Sunday, September 6, 2009

Shouts Into The Abyss

It's strange really. Most of the time you can't get me to shut up about myself.

One would think I have exhausted all outlets of communication. I meet new people. I hold them hostage telling them about myself. I talk on the phone. I write expressive music. I sing. I play piano.

But I saw that a few people I knew were blogging. The whole idea seemed interesting, but I looked at it from afar. I knew that no one would be interested in anything I had to say, and that people who didn't know me wouldn't bother to read. As of now I do have a few off and on followers, but for the most part the subtitle is correct.

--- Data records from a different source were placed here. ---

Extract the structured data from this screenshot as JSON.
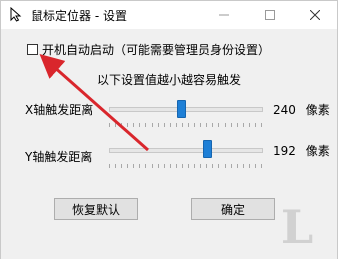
{
  "window": {
    "title": "鼠标定位器 - 设置",
    "icon": "cursor-arrow-icon",
    "controls": [
      "minimize-icon",
      "maximize-icon",
      "close-icon"
    ]
  },
  "settings": {
    "autostart": {
      "label": "开机自动启动（可能需要管理员身份设置）",
      "checked": false
    },
    "hint": "以下设置值越小越容易触发",
    "x_trigger": {
      "label": "X轴触发距离",
      "value": "240",
      "unit": "像素",
      "slider_fraction": 0.48
    },
    "y_trigger": {
      "label": "Y轴触发距离",
      "value": "192",
      "unit": "像素",
      "slider_fraction": 0.65
    }
  },
  "buttons": {
    "restore_default": "恢复默认",
    "confirm": "确定"
  },
  "annotation": {
    "arrow_color": "#d9262c"
  },
  "colors": {
    "slider_thumb": "#1e7fd6",
    "window_bg": "#f0f0f0"
  }
}
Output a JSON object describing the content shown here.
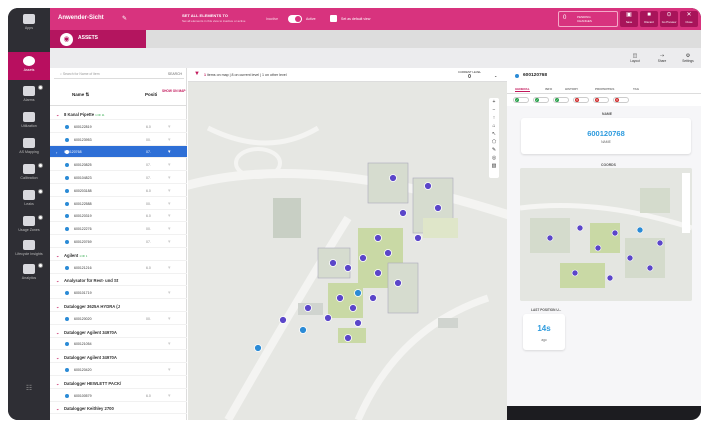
{
  "rail": {
    "items": [
      {
        "label": "Apps"
      },
      {
        "label": "Assets"
      },
      {
        "label": "Alarms"
      },
      {
        "label": "Utilization"
      },
      {
        "label": "AS Mapping"
      },
      {
        "label": "Calibration"
      },
      {
        "label": "Leaks"
      },
      {
        "label": "Usage Zones"
      },
      {
        "label": "Lifecycle Insights"
      },
      {
        "label": "Analytics"
      }
    ]
  },
  "topbar": {
    "title": "Anwender-Sicht",
    "set_all": "SET ALL ELEMENTS TO",
    "set_all_sub": "Set all elements in this view to inactive or active",
    "inactive": "Inactive",
    "active": "Active",
    "set_default": "Set as default view",
    "pending_count": "0",
    "pending_label1": "PENDING",
    "pending_label2": "CHANGES",
    "buttons": [
      {
        "icon": "save-icon",
        "glyph": "▣",
        "label": "Save"
      },
      {
        "icon": "discard-icon",
        "glyph": "■",
        "label": "Discard"
      },
      {
        "icon": "preview-icon",
        "glyph": "⊙",
        "label": "Go Preview"
      },
      {
        "icon": "close-icon",
        "glyph": "✕",
        "label": "Close"
      }
    ]
  },
  "assetbar": {
    "label": "ASSETS"
  },
  "subbar": {
    "buttons": [
      {
        "icon": "layout-icon",
        "glyph": "◫",
        "label": "Layout"
      },
      {
        "icon": "share-icon",
        "glyph": "⇢",
        "label": "Share"
      },
      {
        "icon": "settings-icon",
        "glyph": "⚙",
        "label": "Settings"
      }
    ]
  },
  "list": {
    "search_placeholder": "Search for Name of item",
    "search_button": "SEARCH",
    "col_name": "Name",
    "col_pos": "Positi",
    "col_show": "SHOW ON MAP",
    "rows": [
      {
        "type": "grp",
        "text": "8 Kanal Pipette",
        "badge": "1 OF 11"
      },
      {
        "type": "sub",
        "text": "600122819",
        "pv": "6.0"
      },
      {
        "type": "sub",
        "text": "600123953",
        "pv": "00."
      },
      {
        "type": "sel",
        "text": "600120768",
        "pv": "07."
      },
      {
        "type": "sub",
        "text": "600120825",
        "pv": "07."
      },
      {
        "type": "sub",
        "text": "600104823",
        "pv": "07."
      },
      {
        "type": "sub",
        "text": "600203188",
        "pv": "6.0"
      },
      {
        "type": "sub",
        "text": "600122588",
        "pv": "00."
      },
      {
        "type": "sub",
        "text": "600120319",
        "pv": "6.0"
      },
      {
        "type": "sub",
        "text": "600122276",
        "pv": "00."
      },
      {
        "type": "sub",
        "text": "600120769",
        "pv": "07."
      },
      {
        "type": "grp",
        "text": "Agilent",
        "badge": "1 OF 1"
      },
      {
        "type": "sub",
        "text": "600121216",
        "pv": "6.0"
      },
      {
        "type": "grp",
        "text": "Analysator für Rest- und St",
        "badge": ""
      },
      {
        "type": "sub",
        "text": "600101719",
        "pv": ""
      },
      {
        "type": "grp",
        "text": "Datalogger 3625A HYDRA (J",
        "badge": ""
      },
      {
        "type": "sub",
        "text": "600120020",
        "pv": "00."
      },
      {
        "type": "grp",
        "text": "Datalogger Agilent 34970A",
        "badge": ""
      },
      {
        "type": "sub",
        "text": "600121054",
        "pv": ""
      },
      {
        "type": "grp",
        "text": "Datalogger Agilent 34970A",
        "badge": ""
      },
      {
        "type": "sub",
        "text": "600120420",
        "pv": ""
      },
      {
        "type": "grp",
        "text": "Datalogger HEWLETT PACK/",
        "badge": ""
      },
      {
        "type": "sub",
        "text": "600100579",
        "pv": "6.0"
      },
      {
        "type": "grp",
        "text": "Datalogger Keithley 2700",
        "badge": ""
      }
    ]
  },
  "map": {
    "items_on_map": "1",
    "summary": "items on map | 8 on current level | 1 on other level",
    "level_label": "CURRENT LEVEL",
    "level_value": "0"
  },
  "right": {
    "asset_id": "600120768",
    "tabs": [
      "GENERAL",
      "INFO",
      "HISTORY",
      "PROPERTIES",
      "TAG"
    ],
    "name_label": "NAME",
    "name_value": "600120768",
    "name_sub": "NAME",
    "coords_label": "COORDS",
    "last_label": "LAST POSITION U...",
    "last_value": "14s",
    "last_sub": "ago"
  },
  "colors": {
    "accent": "#d8337e",
    "accent_dark": "#b4155f",
    "selected": "#2e6fd6",
    "value_blue": "#2e9bde"
  }
}
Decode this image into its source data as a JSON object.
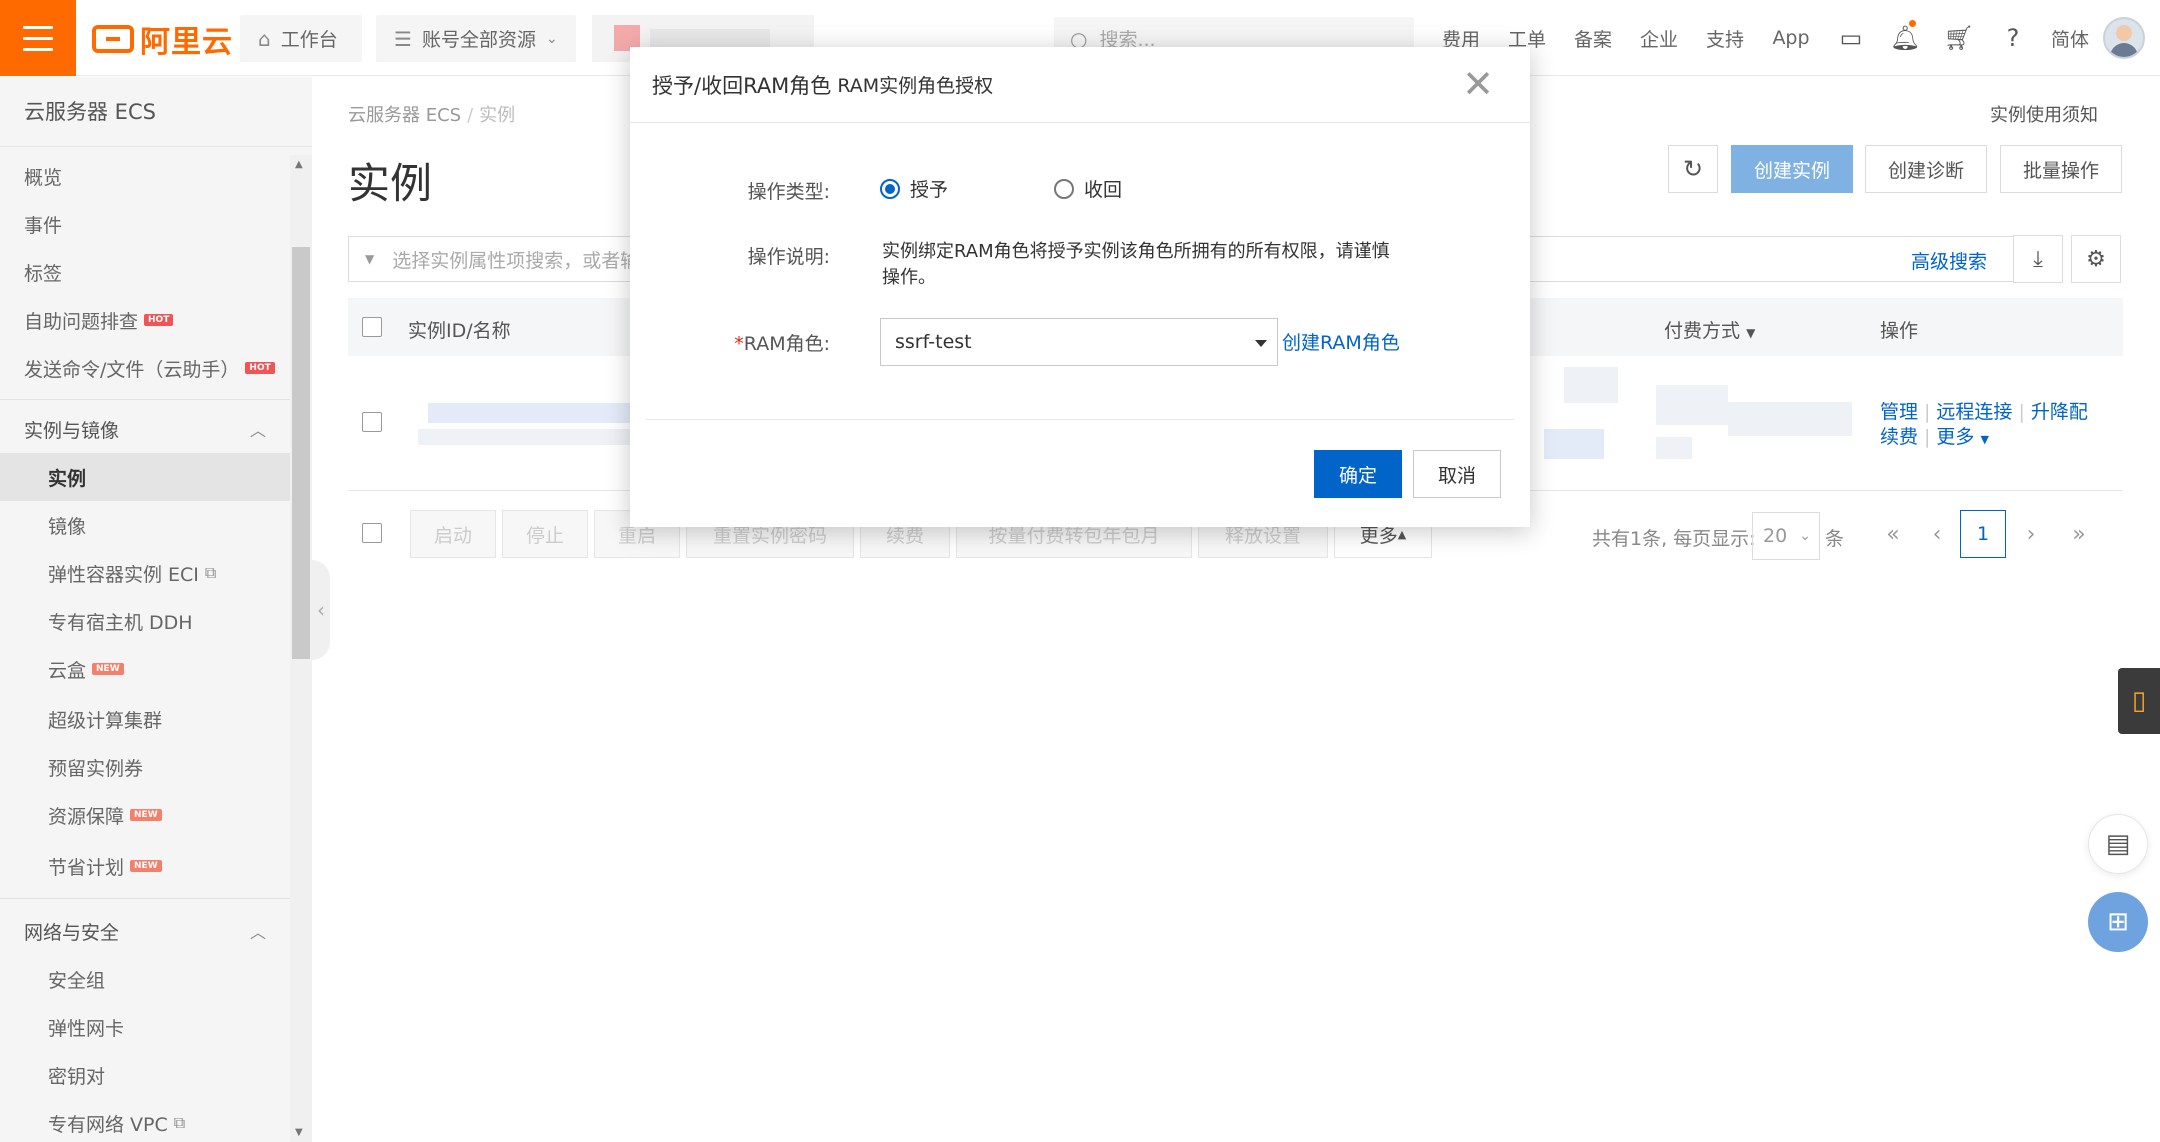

Shouting into the abyss is a phrase I have always found interesting. Something that is so vain, and yet, we do it anyways. I realize that by writing this blog I am in fact, the proverbial tree that falls in the forest. If no one is around to hear it, does it make a sound?

And yet for me, in the blog posts I write, in the songs I compose, it is more often than not I am trying, in some way, to strike some silent interior chord. In a sense, I blog to converse with my readers. If they exist. But in another sense, I am conversing with myself. No, not in a creepy introverted "I have no friends" sort of way, but if only because more often than not, I am the one talking.

I think it is a wise thing to listen. Not only to others, but to yourself as well.

1 comment:

Thera said...

I love you. I'll continue to listen.
That's the interesting thing about blogs. It's not like a diary where the author knows no one else will read it. I like to see what people pick and choose to write about in blogs. Like when you did the post birthday hike blog. You touched on things that I hadn't been considering on that same hike. And we didn't talk about it or anything either. But I really enjoyed your take on the flower.